The predominantly Black farming communities on Lake Okeechobee’s shores are at least 25 miles (40 kilometers) from the nearest Publix supermarket – and that’s a problem, as Gov. Ron DeSantis has given the chain sole distribution rights for the coronavirus vaccine in Palm Beach County.
That prompted the mayors of Belle Glade, Pahokee and South Bay to send DeSantis a letter this week, asking him to expand the county’s distribution network as it will be impossible for many senior residents of these low-income towns to get their shots. Some say that is a problem in poor communities statewide.

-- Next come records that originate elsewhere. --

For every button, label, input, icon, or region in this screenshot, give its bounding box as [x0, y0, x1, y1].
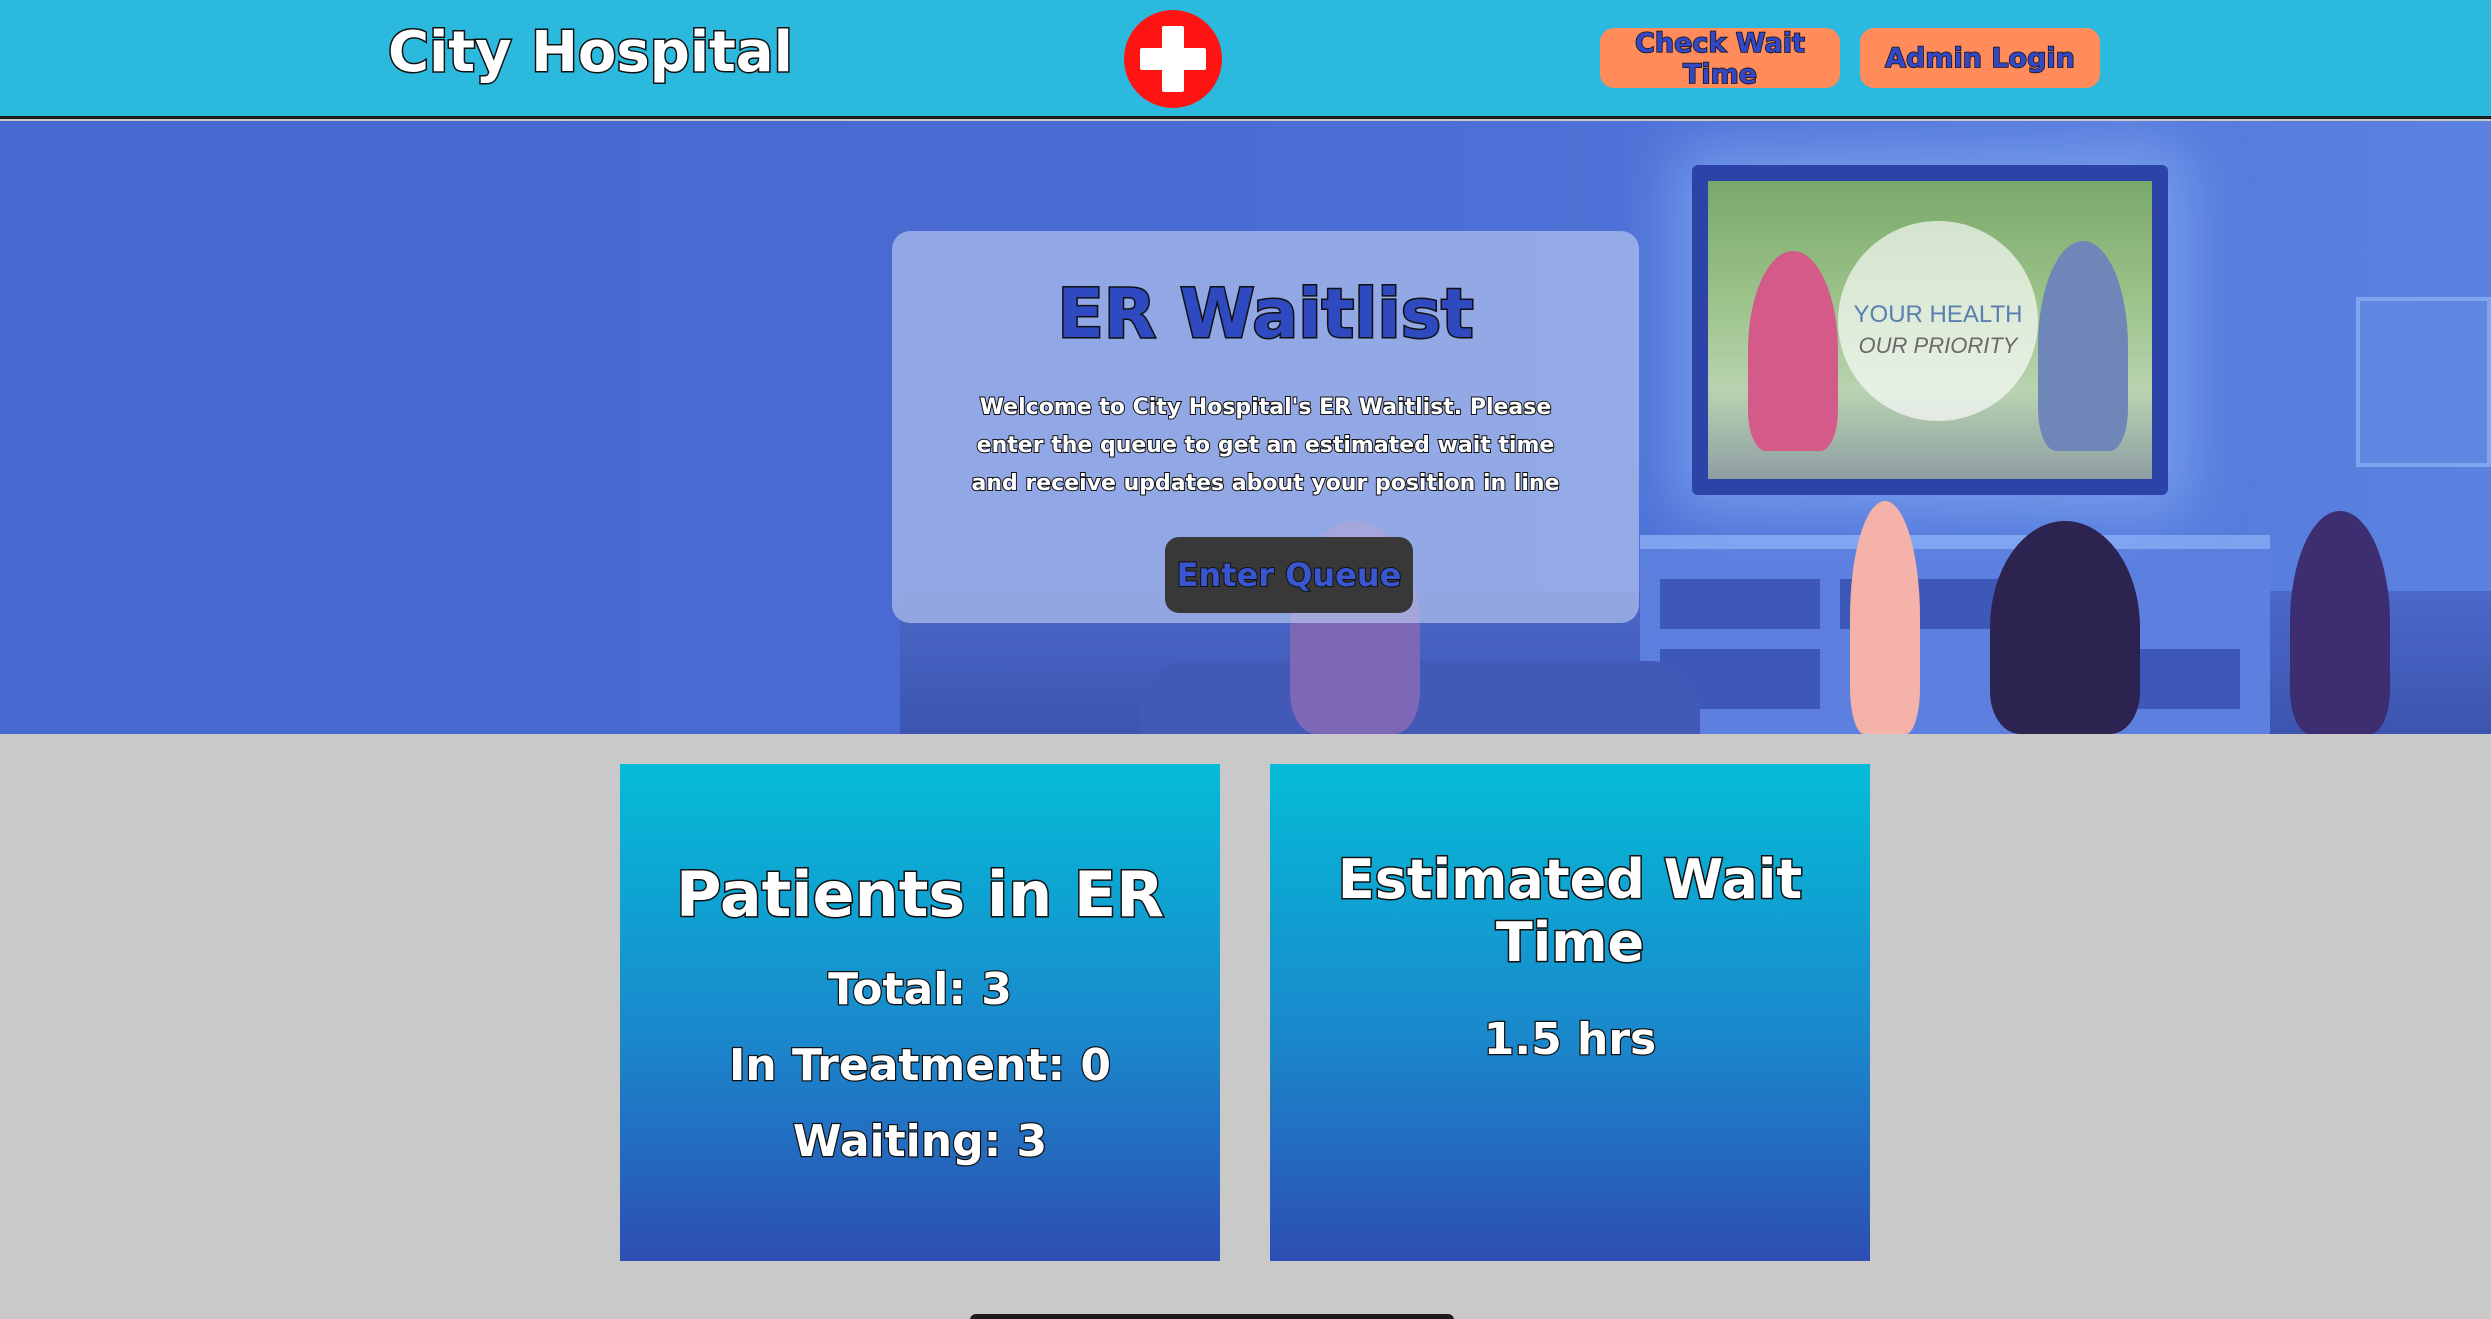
shelf-compartment — [1660, 579, 1820, 629]
scene-person-back — [1990, 521, 2140, 734]
offscreen-element-edge — [970, 1314, 1454, 1319]
scene-sofa — [1140, 661, 1700, 734]
patients-in-er-card: Patients in ER Total: 3 In Treatment: 0 … — [620, 764, 1220, 1261]
enter-queue-button[interactable]: Enter Queue — [1165, 537, 1413, 613]
patients-in-treatment: In Treatment: 0 — [728, 1039, 1113, 1093]
tv-slogan-line2: OUR PRIORITY — [1858, 333, 2018, 358]
admin-login-button[interactable]: Admin Login — [1860, 28, 2100, 88]
tv-screen-illustration: YOUR HEALTH OUR PRIORITY — [1692, 165, 2168, 495]
tv-person-woman — [1748, 251, 1838, 451]
hero-banner: YOUR HEALTH OUR PRIORITY ER Waitlist Wel… — [0, 121, 2491, 734]
hero-title: ER Waitlist — [1056, 274, 1475, 356]
patients-waiting: Waiting: 3 — [792, 1115, 1049, 1169]
waitlist-intro-card: ER Waitlist Welcome to City Hospital's E… — [892, 231, 1639, 623]
wait-card-title: Estimated Wait Time — [1336, 847, 1803, 976]
hero-description: Welcome to City Hospital's ER Waitlist. … — [971, 394, 1561, 497]
tv-screen-image: YOUR HEALTH OUR PRIORITY — [1708, 181, 2152, 479]
medical-cross-icon — [1124, 10, 1222, 108]
scene-person-right — [2290, 511, 2390, 734]
check-wait-time-button[interactable]: Check Wait Time — [1600, 27, 1840, 91]
brand-title[interactable]: City Hospital — [387, 19, 795, 87]
scene-shelf — [1640, 535, 2270, 734]
patients-card-title: Patients in ER — [675, 857, 1166, 933]
patients-total: Total: 3 — [827, 963, 1013, 1017]
top-header: City Hospital Check Wait Time Admin Logi… — [0, 0, 2491, 119]
wait-time-value: 1.5 hrs — [1483, 1013, 1658, 1067]
tv-person-man — [2038, 241, 2128, 451]
tv-slogan-line1: YOUR HEALTH — [1853, 301, 2023, 328]
scene-child — [1850, 501, 1920, 734]
estimated-wait-time-card: Estimated Wait Time 1.5 hrs — [1270, 764, 1870, 1261]
cross-horizontal-bar — [1140, 48, 1206, 70]
scene-side-panel — [2356, 297, 2491, 467]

They want Florida to set up distribution sites in more low-income regions like it is doing in other parts of the state. DeSantis, for example, held a news conference Wednesday to announce that two sites would be set up in primarily white senior communities near Tampa and Orlando. The state has limited the vaccine to residents 65 and older and frontline medical providers.
Sugarcane is king in Belle Glade and its neighboring communities – more than half of the U.S. production comes from the region. About 5,000 of the combined 32,000 residents are 65 or older, according to the Census Bureau, and the median household income is about $26,000. That is right at the federal poverty line for a family of four.
“Why should folks in the Glades community have to drive 35, 40 miles to get the vaccine? Everybody don’t have a Publix,” said Belle Glade Mayor Steve Wilson on Wednesday. He said his region has Walgreens and CVS drugstores that could be used. “You are talking about seniors, 65 or older, who may not be able to drive.”
County Commissioner Melissa McKinlay, who represents the area, said she fears DeSantis will put Publix in charge of distribution in the nearby rural counties of Hardee, Hendry and Glades even though the chain doesn’t have stores there, either.
“I am happy that Publix is involved, but it shouldn’t be the only one,” she said. “I don’t understand.”
Publix declined comment Wednesday on vaccine distribution in the Belle Glade area, referring questions to the governor’s office.
DeSantis said Palm Beach County signed off on the Publix plan two weeks ago, as about 90% of its seniors live within 1.5 miles (2.4 kilometers) of a Publix, by far the state’s largest grocery chain and a major donor to DeSantis’s political action committee. There are 67 Palm Beach County Publix stores distributing the vaccine – but it does not have any stores in the county’s northwest corner.
DeSantis’s press office did not immediately respond to an email seeking comment Wednesday.
On Wednesday, DeSantis visited Sun City Center, a predominately white retirement community near Tampa, where he said a vaccination site would administer shots to its 24,000 residents. He said another would serve the 15,000-resident Solivita senior community near Orlando. The median household income in those communities is $50,000.
The Black community in Palm Beach County is grossly underrepresented among its vaccine recipients. Overall, about a third of the county’s 375,000 seniors have received at least their first dose, according to the State Health Department. But only 3% of the county’s vaccinations have been given to recipients who registered as Black, well below the 20% of the population they comprise. The actual percentage of Black recipients is likely somewhat higher as about 1 in 6 who received shots in the county did not list their race.
County Mayor Dave Kerner, a Democrat supportive of the Republican governor’s pandemic efforts, noted Palm Beach County has a higher percentage of its population vaccinated than either Miami-Dade or Broward counties. Since the outbreak began, the county has recorded 103,000 coronavirus cases and 2,125 deaths. The state has recorded 1.7 million cases and 25,600 deaths.
On Tuesday, President Joe Biden announced he would boost the supply of doses being sent to the states by about 16%. The state Health Department said it expects to get 307,000 first doses. In addition, the state expects 254,000 more booster shots to arrive to help complete the inoculation of the nearly 1.3 million Floridians who have already gotten the first of the two-shot vaccination regimen.
But vaccine access has been a concern among advocates for the poor and communities of color statewide. Some say the Belle Glade issue should cause state officials to re-examine whether all Florida residents 65 and older have easy access to the vaccine.
“We need to make sure there are additional efforts put in place to ensure there is equitable distribution in low-income communities and communities of color so we don’t see disparities continue,” said Miriam Harmatz, the executive director of the Florida Health Justice Project.